Today, the wider yuan trading band will begin to challenge Chinese economies trying to hedge against currency risks atop easy monetary policies in developed nations.
The People's Bank of China has undoubtedly prepared a compromise on the yuan's daily floating band, taking signals from western economies about currency manipulation on free trade. At the same time, the U.S. economy is also coming under significant pressure from the investor community about the overall strength of the U.S. dollar, after a series of accommodative policies were set in place by the Federal Reserve against the threat of continuous deleveraging within the financial community at the peak of the credit-crunch back in 2008.
Now the question of sustainability for China's exporting business comes into question, as the yuan's daily floating band at the moment makes Chinese goods cheaper relative to U.S. goods, which increases demand for Chinese exports and decreases demand for U.S. goods - creating a larger U.S. trade deficit. As China has come under considerable political pressure to "de-peg" the yuan and allow the currency to float freely over capital exchange markets, the issue of China leading world trade as the largest exporter and second largest importer on the planet is now center stage.
China said its economy grew 8.1% in the first three months of 2012, as the Chinese economy was hit by weaker demand in the nation's key export markets. This figure is well below the 8.9% growth recorded in the last quarter of 2011. As Wall Street analysts continue to predict that the world's second-largest economy will grow and is expected to rebound in the second half of 2012, as Europe's economic outlooks rises and existing loosening measures for the yuan kick in, U.S. export to China is increasing six-fold. The United States's relationship with China is becoming increasingly complex. China not only owns a significant amount of our U.S. national debt, but now China supplies most of the consumer goods that we buy today and is also becoming the largest U.S. consumer of goods.
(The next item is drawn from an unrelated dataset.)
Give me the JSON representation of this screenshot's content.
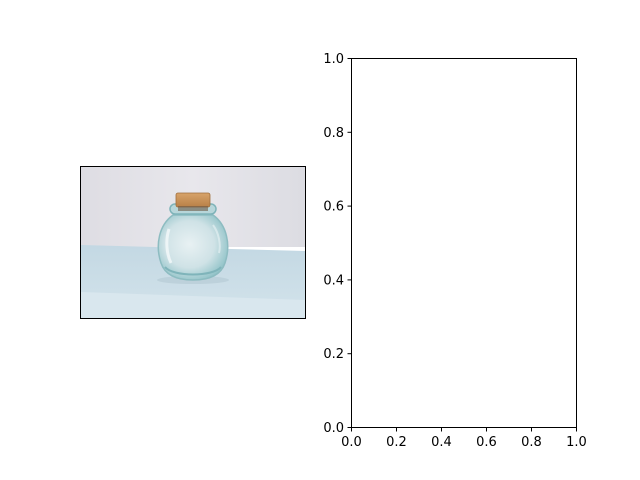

According to a report out of the US China Business Coucil, between 2000 and 2011, U.S. exports to China increased 562% while exports to the rest of the world increased a meager 80% within the same period. China is now the third largest U.S. export market, and U.S. exports to China continue to expand rapidly. Thirty U.S. states now count China as one of their top three export markets and 25 U.S. states exported more than $1 billion to China in 2010, with export categories reflecting a broad range of categories to include agriculture products, computer & electronics, chemicals and transportation equipment.
U.S. investors continue to gather relevant data about the expanding manufacturing sector here in the United States, as the manufacturing sector here in the U.S. expanded again in March, as well as the U.S. factory sector specifically expanding for a 32nd consecutive month. The production index here in the United States is said to have increased 3 percentage points from February's reading of 55.3 percent to 58.3 percent, which signals that global business continues to be robust and driven by a healthy demand for exports and relatively stable raw materials. The campaign for "Made in the USA" continues to enlighten many U.S. investors pondering about increasing the manufacturing base here in the U.S., to include foreign companies such as Samsung. Excellent foreign cars at the moment are currently manufactured here in the United States, the likes of Toyota (NYSE:TM) and Honda (NYSE:HMC). Ask yourselves, what would global business succumb to if Samsung announced all of its PC tablets were to be manufactured in the U.S.?
For years, retail investors here in the United States have been subject to making huge bets overseas on the manufacturing of consumer goods, to include Ralph Lauren (NYSE:RL) and Johnson and Johnson (NYSE:JNJ), to keep their business costs at these major corporations at a minimum. Now the tables are set to turn in 2012, as exports to China out of the United States are set to continue this uptrend and China continues its support for a stronger yuan. The U.S. retail sector continues to be an attractive play for U.S. and global investors, as the fundamentals driving the current financial recovery led by the United States also set the U.S. retail industry worldwide to outperform globally against all other sectors within the world economy.
Chinese officials are now making plans to address the issue of China's growing domestic demand, and continue to make China a more consumption driven economy. China in a few years is said to become the world's largest importing nation, as China's current account surplus has shrunk from 11 percent of GDP in 2007 to 2.7 percent last year. China is making plans to cut import tariffs later in 2012, as the most important policy for China at the moment is to boost the role of Chinese domestic consumption. The ultimate role for the U.S. in setting market precedence moving forward, to include the U.S. growing its exporting business in the midst of a financial recovery in the stock-market also lead by the United States, is all U.S. exports becoming increasingly affordable for the growing middle classes among developing nations.